What's the latest big thing? Apart from 4K and raw? Well, if you're a broadcaster or a production house and you need to work on multiple productions, it's just possible that you're starting to think of using a cloud service provider
We've said this before: just because your product has a network connection doesn't make it a cloud product. If you're going to move across to the cloud, you need a service provider that understands workflows and accommodates the nuances you'll encounter when working seriously in the cloud.
"I'd like a book, please"
And then there's the question of what exactly you want your cloud provider to do. Saying: "I want to move to a cloud provider" is a bit like walking into a bookshop and proclaiming "I'd like a book, please". You need to be rather more specific than that.
Already there are some very serious and credible players in the cloud marketplace. There's room for several because it's such a diverse field. Each has their own take on being a cloud media services provider and so they're rather hard to compare, except superficially. Sometimes you have to look at the users to really understand what the specific advantages of each might be.
IO Gates has been around for a decade, which, in cloud terms, is almost equivalent to "for ever". This puts them in a very good position, because if you've been around for that long, you've probably found some very good answers to the problems endemic to providing a cloud service.
You find this a lot with companies who have been around since the dawn of their specific technological field. For example, Quantel, who were manipulating video on computers in an era when most PCs only had a 40 character green screen (with absolutely no graphics capability) have some useful tricks in their gene pool which they only have because it was so difficult to do almost anything way back then.
It's the same with IO Gates. Although the timescales are shorter, they have capable solutions for most of the obstacles you come across in offering a cloud production service.
If you fast forward today, you find that they have a very comprehensive offering that allows users to effectively outsource much of their production workflow, particularly where it involves libraries, archives and, transcoding and quality control.
A key element in the structure of IO Gates is the idea of a library. IO Gates is not merely project-based but is enterprise or facility-wide. So when you look at the main screen, you see a hierarchical overview of the entire operation. This is a big gain for busy production facilities because it makes it very easy to multi-purpose and re-use assets.

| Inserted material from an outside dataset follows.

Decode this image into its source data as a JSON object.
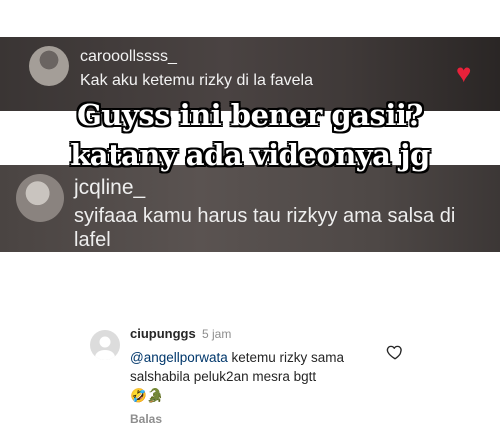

Further down the line, the built-in transcoding means that all the complexity of dealing with multiple formats is abstracted from the users, letting them concentrate on the quality of their work.

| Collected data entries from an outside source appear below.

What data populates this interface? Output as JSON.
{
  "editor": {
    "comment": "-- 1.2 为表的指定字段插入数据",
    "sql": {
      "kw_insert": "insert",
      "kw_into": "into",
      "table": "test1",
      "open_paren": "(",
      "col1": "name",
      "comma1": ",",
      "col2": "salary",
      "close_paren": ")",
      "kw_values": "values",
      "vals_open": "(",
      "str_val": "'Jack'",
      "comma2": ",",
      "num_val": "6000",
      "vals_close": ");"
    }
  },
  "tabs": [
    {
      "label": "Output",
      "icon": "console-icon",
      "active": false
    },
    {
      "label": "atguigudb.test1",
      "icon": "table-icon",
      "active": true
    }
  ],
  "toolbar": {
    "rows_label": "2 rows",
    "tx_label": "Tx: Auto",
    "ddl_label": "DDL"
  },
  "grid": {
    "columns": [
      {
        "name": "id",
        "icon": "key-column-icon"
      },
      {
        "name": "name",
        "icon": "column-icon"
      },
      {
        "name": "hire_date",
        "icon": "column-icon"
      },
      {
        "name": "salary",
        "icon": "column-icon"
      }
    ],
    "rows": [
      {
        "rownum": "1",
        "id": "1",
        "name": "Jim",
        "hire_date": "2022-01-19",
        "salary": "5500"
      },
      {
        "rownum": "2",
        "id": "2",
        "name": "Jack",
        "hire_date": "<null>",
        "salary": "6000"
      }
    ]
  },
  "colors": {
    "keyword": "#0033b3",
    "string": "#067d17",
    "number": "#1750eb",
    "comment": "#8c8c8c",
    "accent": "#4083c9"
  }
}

Acknowledging the day-to-day practicalities of delivering media to and from broadcasters, the system even includes quality assurance tests, based on standardised appraisal techniques, and can even "top and tail" clips and programmes automatically to whatever specification is required.
We're going to hear a lot more about cloud production in the very near future, but it's encouraging to see such well-developed products that are already in use by multiple clients.